U.S. Sen. Tammy Duckworth, D-Illinois, said she believes it’s a security risk and is demanding Homeland Security brings back its “Shoes-Off” travel policy.
“Secretary Noem’s decision to implement a shoes on policy on July 8, 2025, likely without meaningful consultation with TSA, was a reckless act,” Duckworth wrote in a letter Friday to Ha Nguyen McNeill, the senior official performing the duties of the administrator for the Transportation Security Administration.
When former Homeland Security Secretary Kristi Noem ended the “Shoes-Off” policy last July, the department highlighted the policy change as a way to cut down wait times.
“It’s important that we find ways to keep people safe but also streamline and make the process more enjoyable for every single person,” Noem said in July 2025.

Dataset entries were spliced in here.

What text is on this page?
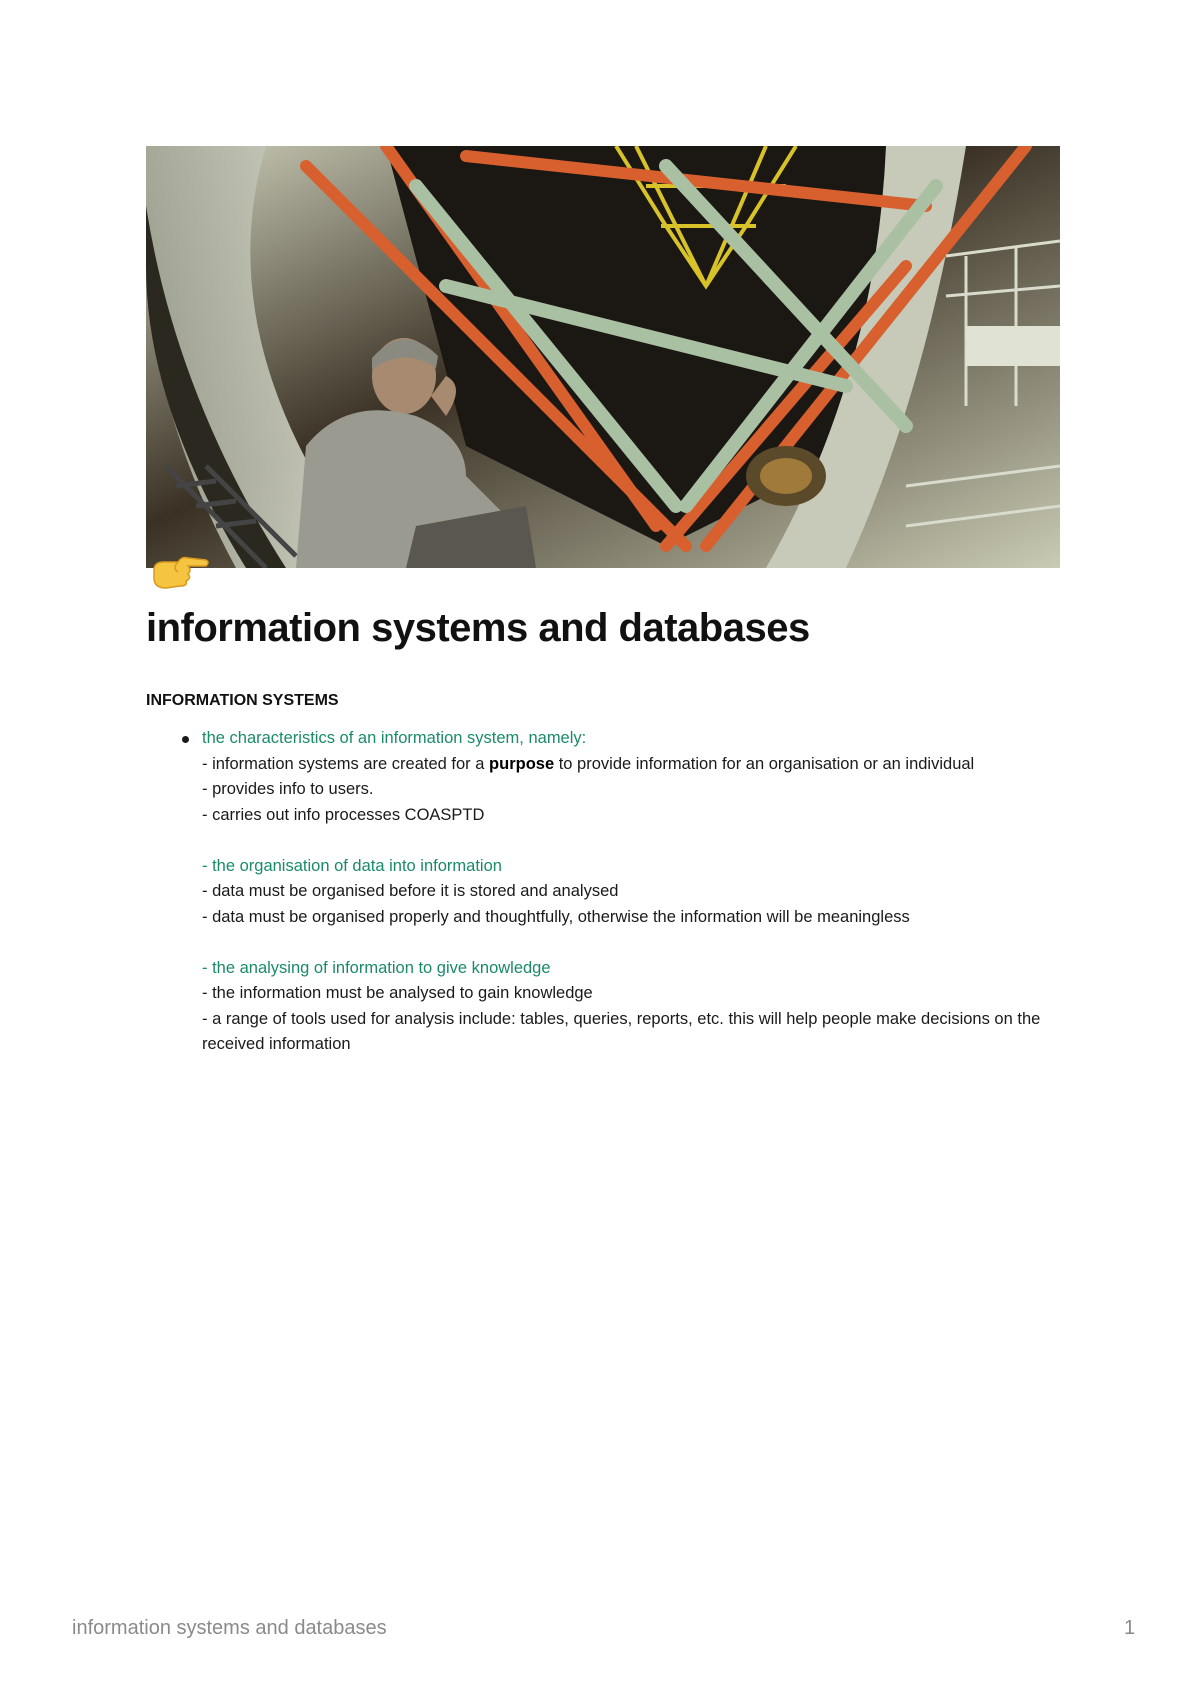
information systems and databases
INFORMATION SYSTEMS
the characteristics of an information system, namely:
- information systems are created for a purpose to provide information for an organisation or an individual
- provides info to users.
- carries out info processes COASPTD
- the organisation of data into information
- data must be organised before it is stored and analysed
- data must be organised properly and thoughtfully, otherwise the information will be meaningless
- the analysing of information to give knowledge
- the information must be analysed to gain knowledge
- a range of tools used for analysis include: tables, queries, reports, etc. this will help people make decisions on the received information
information systems and databases	1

In Duckworth’s letter, she told TSA that testing by the DHS inspector general found certain full body scanners can’t scan shoes, leading DHS OIG to determine, “Noem’s policy move had inadvertently created a new security vulnerability in the system.”
The policy dates back to the failed “Shoe Bomber” terrorist attack in 2001, when a man snuck an explosive onto a plane by hiding it in his shoe.
“The ‘Shoes-Off’ policy began with the Shoe Bomber over two decades ago, and the TSA has tended to be very reactive and responsive to any time a threat would emerge,” said Sheldon Jacobson, a professor of computer science at the University of Illinois Champaign-Urbana, who researches avation security and screenings.
Jacobson points out TSA precheck passengers have been able to keep their shoes on.
“That background check is sufficient to warrant that they don’t need to take their shoes off and they go through a less aggressive form of technology. The question is for the average traveler who’s going through a standard screening lane: Is that appropriate? I don’t know what the answer is because I haven’t seen the data, but I would like to know how the decision was made,” Jacobson said.
Last summer, DHS cited its “cutting-edge technological advancements and multi-layered security approach.” NBC 5 Chicago asked what those advancements were but has not heard back.